Sabato 26 Settembre 2020

Servizi sociali, Facchinotti e le spese pazze per il trasloco (voluto dalla Baldin): “Tutto deciso dai funzionari”

Era veramente necessario spendere ben 22mila 500 euro per trasferire gli uffici dei “Piani di zona” da palazzo Cambieri al municipio? 

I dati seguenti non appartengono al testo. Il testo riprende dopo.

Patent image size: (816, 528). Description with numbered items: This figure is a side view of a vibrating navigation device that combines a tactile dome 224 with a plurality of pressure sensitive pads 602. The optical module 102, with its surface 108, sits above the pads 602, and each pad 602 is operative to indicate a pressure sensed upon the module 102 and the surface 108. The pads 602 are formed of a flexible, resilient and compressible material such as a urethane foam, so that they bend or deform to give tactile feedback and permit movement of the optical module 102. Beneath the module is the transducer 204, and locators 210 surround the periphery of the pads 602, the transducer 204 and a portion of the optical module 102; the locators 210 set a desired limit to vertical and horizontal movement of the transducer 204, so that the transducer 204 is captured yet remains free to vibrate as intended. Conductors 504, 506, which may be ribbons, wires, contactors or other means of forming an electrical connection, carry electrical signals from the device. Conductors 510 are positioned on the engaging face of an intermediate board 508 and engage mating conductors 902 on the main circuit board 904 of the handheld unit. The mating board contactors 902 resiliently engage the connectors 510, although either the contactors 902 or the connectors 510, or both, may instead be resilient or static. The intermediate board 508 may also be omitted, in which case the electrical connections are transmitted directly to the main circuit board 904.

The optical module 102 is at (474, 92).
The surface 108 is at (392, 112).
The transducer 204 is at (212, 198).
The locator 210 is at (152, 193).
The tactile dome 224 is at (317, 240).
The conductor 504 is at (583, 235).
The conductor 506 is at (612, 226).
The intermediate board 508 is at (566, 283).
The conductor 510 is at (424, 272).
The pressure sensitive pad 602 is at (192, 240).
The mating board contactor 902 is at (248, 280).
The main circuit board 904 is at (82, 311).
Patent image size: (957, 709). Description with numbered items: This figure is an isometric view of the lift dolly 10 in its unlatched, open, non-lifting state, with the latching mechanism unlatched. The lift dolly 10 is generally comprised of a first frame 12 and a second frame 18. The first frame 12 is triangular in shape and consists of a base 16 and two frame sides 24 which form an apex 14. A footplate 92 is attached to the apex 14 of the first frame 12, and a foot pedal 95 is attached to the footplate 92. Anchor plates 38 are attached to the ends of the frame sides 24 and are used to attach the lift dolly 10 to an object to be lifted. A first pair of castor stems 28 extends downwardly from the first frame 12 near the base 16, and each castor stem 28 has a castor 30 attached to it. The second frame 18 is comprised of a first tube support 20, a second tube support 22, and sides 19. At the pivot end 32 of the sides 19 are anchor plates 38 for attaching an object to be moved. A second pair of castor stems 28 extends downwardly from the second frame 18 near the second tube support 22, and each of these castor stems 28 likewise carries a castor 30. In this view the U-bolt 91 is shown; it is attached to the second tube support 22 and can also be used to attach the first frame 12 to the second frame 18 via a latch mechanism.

Persino il sindaco Marco Facchinotti risponde semplicemente allargando le braccia. E aggiunge: ”E’ una cosa di cui non mi sono occupato, certe spese le ho viste a cose fatte. Le determine firmate dal responsabile passano senza che gli assessori le vedano prima”. Eppure gli elettricisti non saranno piombati in comune di punto in bianco. No, questo no. Infatti la decisione di trasferire gli uffici che si occupano  di problematiche sociali presso l’edificio di piazza Martiri della Libertà è stata di Paola Baldin. Si tratta dell’assessore titolare sia della delega alla cultura, quanto di quella ai servizi sociali. Secondo i conti degli amministratori lasciare gli uffici di palazzo Cambieri porterà, nel tempo, ad un risparmio sui costi delle utenze. Un calcolo valido solo se, in futuro, quegli spazi pubblici non dovessero mai più essere utilizzati e, quindi,  riscaldati. Eppure di associazioni in cerca di una “casa” più decorosa ce ne sono molte. Basta pensare all’Associazione nazionale Carabinieri in congedo, relegata in una stanzetta dal pavimento sfondato sopra la caserma dei Vigili del fuoco. Ma la vera motivazione del trasferimento degli uffici dei piani di zona non sono economiche, ma sarebbero da ricercare in una “rivoluzione” nella pianta organica dei responsabili degli uffici comunali. Infatti l’attuale responsabile del personale, che ha l’ufficio in piazza Martiri della Libertà, dovrebbe diventare anche la responsabile dei servizi sociali. Resta il fatto che la spesa per il trasloco non sono trascurabili. Il trasporto è costato 3mila e 700 euro. L’adeguamento degli impianti elettrici e i vari allacciamenti altri 9mila e 600. Poi le pareti modulari per creare ambienti separati e riservati sono costati 8mila e 200 euro. Infine altri mille per la tinteggiatura. Totale 22mila e 500 euro.